En 1990, Elin retourne en Finlande, continue à enseigner le dessin et travaille intensément à la production de paysages finlandais…

 

Nuit d’été – 1890
Huile sur toile, 24 x 39 cm
Galerie nationale finlandaise / Ateneum Art Museum, Helsinki
© Photo : Galerie nationale finlandaise / Hannu Aaltonen



Pont Ruissalo – 1891
Huile sur toile, 29 x 46 cm
Galerie nationale finlandaise / Ateneum Art Museum, Helsinki
© Photo : Galerie nationale finlandaise / Hannu Aaltonen



Kuutamo - vers 1890
Huile sur carton, 22 x 27 cm
Porin Taidemuseo, Pori

 

… et de portraits qui suscitent une certaine indignation, en raison de l’attitude jugée trop désinvolte de ses modèles !

 

Päättynyt aamiainen (Après le déjeuner) – 1890
Huile sur toile, 67 x 94 cm
Collection particulière

Le fait de fumer une cigarette, seule à table, paraît avoir été une expression féminine de l’époque pour évoquer le fait de « prendre du temps pour soi ». Quatre ans plus tard, Amélie Beaury-Saurel réalise au pastel une scène semblable, Dans le bleu (voir sa notice).

 

 

Jeune fille avec des chats dans un paysage d’été – 1892
Huile sur toile, 110 x 137 cm
 UPM-Kymmene Cultural Foundation, Helsinki


Le petit tableau ci-dessous a une histoire : il a été retrouvé par hasard dans une galerie de Livourne, après être resté en possession de l’artiste jusqu’en 1919. La signature d’Elin a été découverte lors de sa restauration, cachée par celle de son mari…

 

Omenapuun alla (Sous le pommier) – vers 1890
Huile sur toile, 35,5 x 22,5 cm
Didrichsenin Taidemuseo, Helsinki


Peut-être est-ce pour calmer la critique qu’Elin revient ensuite à des scènes plus conventionnelles, ici avec l'un de ses modèles préférés, sa jeune sœur Emilia dite Tytty (qui pose aussi dans Après le déjeuner), représentée sous la douce lueur d'une lampe. Il souligne l’intérêt d’Elin pour la lumière que l’on retrouve dans ses œuvres italiennes postérieures.

 

Uudessa Kodissa (Dans une nouvelle maison) – 1893
Huile sur toile, 83 x 60 cm
Fondation Reitz, Helsinki




Maternité – 1893
Huile sur toile, 95 x 57 cm
Galerie nationale finlandaise / Ateneum Art Museum, Helsinki
© Photo : Galerie nationale finlandaise / Hannu Pakarinen

De 1891 à 1895, Elin voyage, visite les grandes villes européenne Copenhague, Berlin, Saint Pétersbourg, Venise et, enfin, Florence en 1895. Rentrée en Finlande, elle peint un retable de l’église de Kimito.

 

Retable - 1895
Eglise de Kimito, Finlande


Mais sa passion pour la Toscane la conduit à demander une nouvelle bourse, qu’elle obtient en 1896, afin d’étudier les grands maîtres du Quattrocento.

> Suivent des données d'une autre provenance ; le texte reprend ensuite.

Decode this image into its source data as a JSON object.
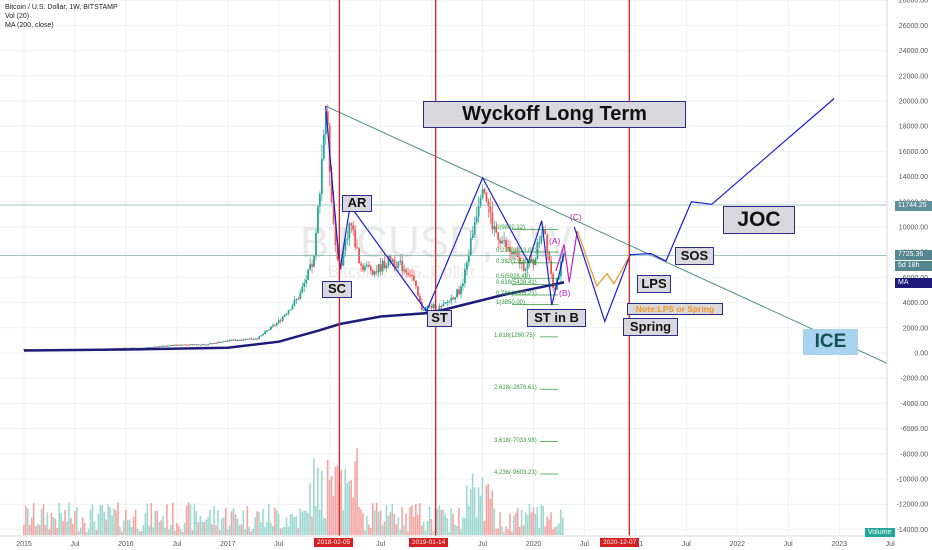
{
  "header": {
    "symbol_line": "Bitcoin / U.S. Dollar, 1W, BITSTAMP",
    "indicator_vol": "Vol (20)",
    "indicator_ma": "MA (200, close)"
  },
  "watermark": {
    "big": "BTCUSD, 1W",
    "sub": "Bitcoin / U.S. Dollar"
  },
  "annotations": {
    "title": "Wyckoff Long Term",
    "ar": "AR",
    "sc": "SC",
    "st": "ST",
    "st_in_b": "ST in B",
    "spring": "Spring",
    "lps": "LPS",
    "sos": "SOS",
    "joc": "JOC",
    "ice": "ICE",
    "note": "Note:LPS or Spring",
    "wave_a": "(A)",
    "wave_b": "(B)",
    "wave_c": "(C)"
  },
  "fib_labels": [
    "0(9802.12)",
    "0.236(8013.07)",
    "0.382(7154.66)",
    "0.5(5928.48)",
    "0.618(5438.41)",
    "0.786(4605.21)",
    "1(3850.00)",
    "1.618(1280.75)",
    "2.618(-2876.61)",
    "3.618(-7033.98)",
    "4.236(-9603.23)"
  ],
  "price_tags": {
    "ice_level": "11744.25",
    "current_price": "7725.36",
    "countdown": "5d 18h",
    "ma_tag": "MA",
    "volume_tag": "Volume"
  },
  "date_markers": [
    "2018-02-05",
    "2019-01-14",
    "2020-12-07"
  ],
  "colors": {
    "up": "#26a69a",
    "down": "#ef5350",
    "ma": "#1f1b7a",
    "trendline": "#4d8f7e",
    "projection": "#1a1ad6",
    "red_line": "#d42020",
    "abc": "#c21fc2",
    "orange": "#f0941e"
  },
  "chart_data": {
    "type": "line",
    "title": "Bitcoin / U.S. Dollar, 1W, BITSTAMP",
    "xlabel": "",
    "ylabel": "",
    "y_ticks": [
      28000,
      26000,
      24000,
      22000,
      20000,
      18000,
      16000,
      14000,
      12000,
      10000,
      8000,
      6000,
      4000,
      2000,
      0,
      -2000,
      -4000,
      -6000,
      -8000,
      -10000,
      -12000,
      -14000
    ],
    "x_ticks": [
      "2015",
      "Jul",
      "2016",
      "Jul",
      "2017",
      "Jul",
      "2018",
      "Jul",
      "2019",
      "Jul",
      "2020",
      "Jul",
      "2021",
      "Jul",
      "2022",
      "Jul",
      "2023",
      "Jul"
    ],
    "ylim": [
      -14500,
      29000
    ],
    "xlim": [
      2014.95,
      2023.6
    ],
    "series": [
      {
        "name": "BTCUSD",
        "values": [
          [
            2015.0,
            320
          ],
          [
            2015.3,
            240
          ],
          [
            2015.6,
            260
          ],
          [
            2015.9,
            380
          ],
          [
            2016.2,
            420
          ],
          [
            2016.5,
            650
          ],
          [
            2016.8,
            700
          ],
          [
            2017.0,
            980
          ],
          [
            2017.3,
            1200
          ],
          [
            2017.5,
            2500
          ],
          [
            2017.7,
            4500
          ],
          [
            2017.85,
            7500
          ],
          [
            2017.96,
            19600
          ],
          [
            2018.05,
            9000
          ],
          [
            2018.1,
            6800
          ],
          [
            2018.2,
            10500
          ],
          [
            2018.3,
            7000
          ],
          [
            2018.45,
            6500
          ],
          [
            2018.6,
            7500
          ],
          [
            2018.8,
            6300
          ],
          [
            2018.9,
            3500
          ],
          [
            2019.0,
            3700
          ],
          [
            2019.1,
            3600
          ],
          [
            2019.3,
            5200
          ],
          [
            2019.5,
            13800
          ],
          [
            2019.6,
            10000
          ],
          [
            2019.75,
            8200
          ],
          [
            2019.9,
            6900
          ],
          [
            2020.0,
            7200
          ],
          [
            2020.1,
            10300
          ],
          [
            2020.2,
            5000
          ],
          [
            2020.3,
            7725
          ]
        ]
      },
      {
        "name": "MA (200, close)",
        "values": [
          [
            2015.0,
            200
          ],
          [
            2016.0,
            280
          ],
          [
            2017.0,
            420
          ],
          [
            2017.5,
            900
          ],
          [
            2017.9,
            1800
          ],
          [
            2018.1,
            2300
          ],
          [
            2018.5,
            2900
          ],
          [
            2019.0,
            3200
          ],
          [
            2019.3,
            3800
          ],
          [
            2019.7,
            4600
          ],
          [
            2020.0,
            5100
          ],
          [
            2020.3,
            5600
          ]
        ]
      },
      {
        "name": "Projection",
        "values": [
          [
            2020.4,
            10000
          ],
          [
            2020.7,
            2500
          ],
          [
            2020.95,
            7800
          ],
          [
            2021.15,
            7900
          ],
          [
            2021.3,
            7300
          ],
          [
            2021.55,
            12000
          ],
          [
            2021.75,
            11800
          ],
          [
            2022.95,
            20200
          ]
        ]
      }
    ],
    "trendlines": [
      {
        "from": [
          2017.96,
          19600
        ],
        "to": [
          2023.6,
          -1300
        ]
      }
    ],
    "horizontal_levels": [
      11744.25,
      7725.36
    ],
    "fib_levels": [
      {
        "ratio": "0",
        "price": 9802.12
      },
      {
        "ratio": "0.236",
        "price": 8013.07
      },
      {
        "ratio": "0.382",
        "price": 7154.66
      },
      {
        "ratio": "0.5",
        "price": 5928.48
      },
      {
        "ratio": "0.618",
        "price": 5438.41
      },
      {
        "ratio": "0.786",
        "price": 4605.21
      },
      {
        "ratio": "1",
        "price": 3850.0
      },
      {
        "ratio": "1.618",
        "price": 1280.75
      },
      {
        "ratio": "2.618",
        "price": -2876.61
      },
      {
        "ratio": "3.618",
        "price": -7033.98
      },
      {
        "ratio": "4.236",
        "price": -9603.23
      }
    ],
    "vertical_markers": [
      "2018-02-05",
      "2019-01-14",
      "2020-12-07"
    ]
  }
}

Durant l’été, elle fait la connaissance d’un jeune peintre, Raffaello Gambogi, qui avait remporté l’année précédente le premier prix à l’exposition de la Société pour la Promotion des Beaux-Arts de Florence, avec Emigranti.

 

Raffaello Gambogi (1874-1943)
Emigranti – vers 1894
Huile sur toile, 146 x 196 cm
Museo Civico Giovanni Fattori, Livourne



Paysage d’Italie – 1896/1897
Huile sur toile, dimensions non communiquées
Taidekoti Kirpilä, Helsinki
© Photo : Rauno Träskelin


Se reposer – 1897
Huile sur toile, 69 x 49 cm
Collection particulière


Après avoir obtenu l’autorisation du pape – car Elin est protestante – les deux jeunes gens se marient en février 1898, sans trop prévenir la famille finlandaise dont Elin craint la désapprobation : son jeune mari a treize ans de moins qu’elle. Ils s’installent à Torre del Lago, dans une petite maison avec jardin et potager dont Elin s’occupe elle-même, sans cesser de peindre, bien sûr.

 

Récolte – 1898
Huile sur toile, 97 x 68 cm
Collection particulière (vente 2023)


Le début de leur vie conjugale est marqué par un intense travail en collaboration et le succès arrive. En 1899, Elin expose L’Eté à la société des Beaux-Arts de Florence où il sera acheté par le roi Umberto 1er, puis Soirée d’hiver est acceptée à la Biennale de Venise. Je ne suis pas parvenue à retrouver ces deux tableaux…

 

Lac de Massaciuccolin – 1899
Huile sur toile, 52 x 112 cm
Galerie nationale finlandaise / Ateneum Art Museum, Helsinki
© Photo : Galerie nationale finlandaise / Hannu Pakarinen



Autoportrait – 1899
Huile sur toile, 47 x 37 cm
Musée d’Art de Turku


L’année suivante, elle reçoit à Florence une médaille d’argent pour l’Autoportrait que j’ai placé en exergue de cette notice puis elle participe à l’Exposition universelle de Paris. J’ai bien trouvé son nom dans la liste des récompenses où j’ai eu la surprise de la trouver classée dans les artistes russes… avant de me souvenir que la Finlande de 1900 était un Grand-Duché de l’empire russe !

 


Elle y aurait présenté une Madre et Nella Vigna qui se trouve aujourd’hui au musée de Turku…

 

Nella Vigna (Dans la vigne) – 1898
Huile sur toile, 85 x 116 cm
Musée d’Art de Turku


… lequel conserve aussi une autre œuvre de la même veine naturaliste, où une jeune italienne étend son linge au soleil, sous les figuiers. La lumière, encore.

 

Un jour ensoleillé (Le fil à linge) – 1900
Huile sur toile, 105 x 84 cm
Musée d’Art de Turku


On s’étonne de trouver aussi ce type de représentation à la palette beaucoup plus accusée, comme si Elin avait développé deux styles, le second peut-être plus adapté au goût finlandais de l’époque ?

 

Famille italienne – 1900
Huile sur toile, 88,4 x 124 cm
Musée d’art de Tampere
© Photo : Jari Kuusenaho / Musée d’art de Tempere, 2016



Bateaux italiens – vers 1900
Huile sur toile, 33 x 45 cm
Ett Hems Museum, Turku
© Photo : Vesa Aaltonen


Dans une lettre de 1901 à son ami, le peintre Victor Westerholm, Elin avoue une très grosse déprime. Son mari est tombé amoureux d’une de ses amies, la peintre finlandaise Dora Wahlroos qui séjournait chez eux.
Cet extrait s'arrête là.